Umsetzung: Die Schülerinnen dieser Gruppe erarbeiteten zunächst einen Zeitstrahl auf Basis des Lehrwerks, notierten sich wichtige Protagonisten und Orte des Geschehens und erstellten daraus dann ein Quizlet-Lernset. Dieses Lernset kann die Lehrkraft dem Quizlet-Kurs zuordnen, dem die Schülerinnen und Schüler zu Schuljahresbeginn beigetreten sind. Sie haben dann unkompliziert Zugang zum Lernset. Im Unterricht selbst lässt sich mit Quizlet Live dann in Teams gegeneinander antreten – konsequentes Wiederholen und viel Aktivität zugleich.

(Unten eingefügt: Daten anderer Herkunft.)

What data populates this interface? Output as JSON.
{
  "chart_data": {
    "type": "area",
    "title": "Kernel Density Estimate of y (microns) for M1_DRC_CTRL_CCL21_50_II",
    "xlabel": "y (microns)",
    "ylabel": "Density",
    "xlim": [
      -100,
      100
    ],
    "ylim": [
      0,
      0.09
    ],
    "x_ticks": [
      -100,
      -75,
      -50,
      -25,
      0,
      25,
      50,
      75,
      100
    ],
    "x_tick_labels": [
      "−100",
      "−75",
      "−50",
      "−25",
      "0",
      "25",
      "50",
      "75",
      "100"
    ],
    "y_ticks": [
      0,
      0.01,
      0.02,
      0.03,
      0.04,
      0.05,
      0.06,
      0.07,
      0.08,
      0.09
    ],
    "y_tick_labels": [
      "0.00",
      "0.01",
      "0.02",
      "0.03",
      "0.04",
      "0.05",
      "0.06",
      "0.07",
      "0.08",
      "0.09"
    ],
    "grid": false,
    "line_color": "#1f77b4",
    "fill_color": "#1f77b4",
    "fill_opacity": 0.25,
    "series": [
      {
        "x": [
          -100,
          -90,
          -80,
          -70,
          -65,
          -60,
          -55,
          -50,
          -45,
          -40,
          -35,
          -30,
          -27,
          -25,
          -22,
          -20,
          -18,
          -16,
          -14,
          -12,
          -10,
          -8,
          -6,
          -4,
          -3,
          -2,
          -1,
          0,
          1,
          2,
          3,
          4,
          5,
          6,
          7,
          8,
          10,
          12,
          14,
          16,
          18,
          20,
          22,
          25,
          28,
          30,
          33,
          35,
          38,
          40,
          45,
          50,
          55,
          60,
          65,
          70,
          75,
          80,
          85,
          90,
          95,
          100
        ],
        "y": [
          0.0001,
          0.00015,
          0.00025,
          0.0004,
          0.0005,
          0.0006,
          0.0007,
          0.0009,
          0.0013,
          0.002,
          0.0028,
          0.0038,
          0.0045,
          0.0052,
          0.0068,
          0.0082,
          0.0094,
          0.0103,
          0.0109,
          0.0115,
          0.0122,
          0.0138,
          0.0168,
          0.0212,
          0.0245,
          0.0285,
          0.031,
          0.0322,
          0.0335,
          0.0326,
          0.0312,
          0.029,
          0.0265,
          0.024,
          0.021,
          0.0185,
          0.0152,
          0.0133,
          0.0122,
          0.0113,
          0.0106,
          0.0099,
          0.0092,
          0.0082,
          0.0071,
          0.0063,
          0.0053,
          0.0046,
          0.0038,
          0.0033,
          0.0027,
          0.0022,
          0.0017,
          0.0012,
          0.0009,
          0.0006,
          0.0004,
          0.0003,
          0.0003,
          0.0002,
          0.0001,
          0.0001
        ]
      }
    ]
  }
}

Praxishinweis: Auch bei Quizlet sollte genauso wie bei Kahoot! kurz kontrolliert werden, da sich häufiger Fehler einschleichen, die dann im Spiel zu Frustration führen können.
Kurzfazit
Die durchgeführte dezentrale Ergebnissicherung auf Basis unterschiedlichster Formate funktionierte sehr gut. Die Schülerinnen und Schüler waren mit großer Motivation involviert und erstellten so fundierte wie vielfältige Lernprodukte. Diese boten anschließend den unterschiedlichen Lernertypen unterschiedliche Zugänge zum Thema – eine zielführende und sinnvolle Ergänzung zur Erarbeitung im Unterricht.
In Kürze werden an dieser Stelle noch die Einschätzungen der Schülerinnen und Schüler des Q1gA Geschichte ergänzt – sie können den Erarbeitungsprozess wohl am besten beurteilen.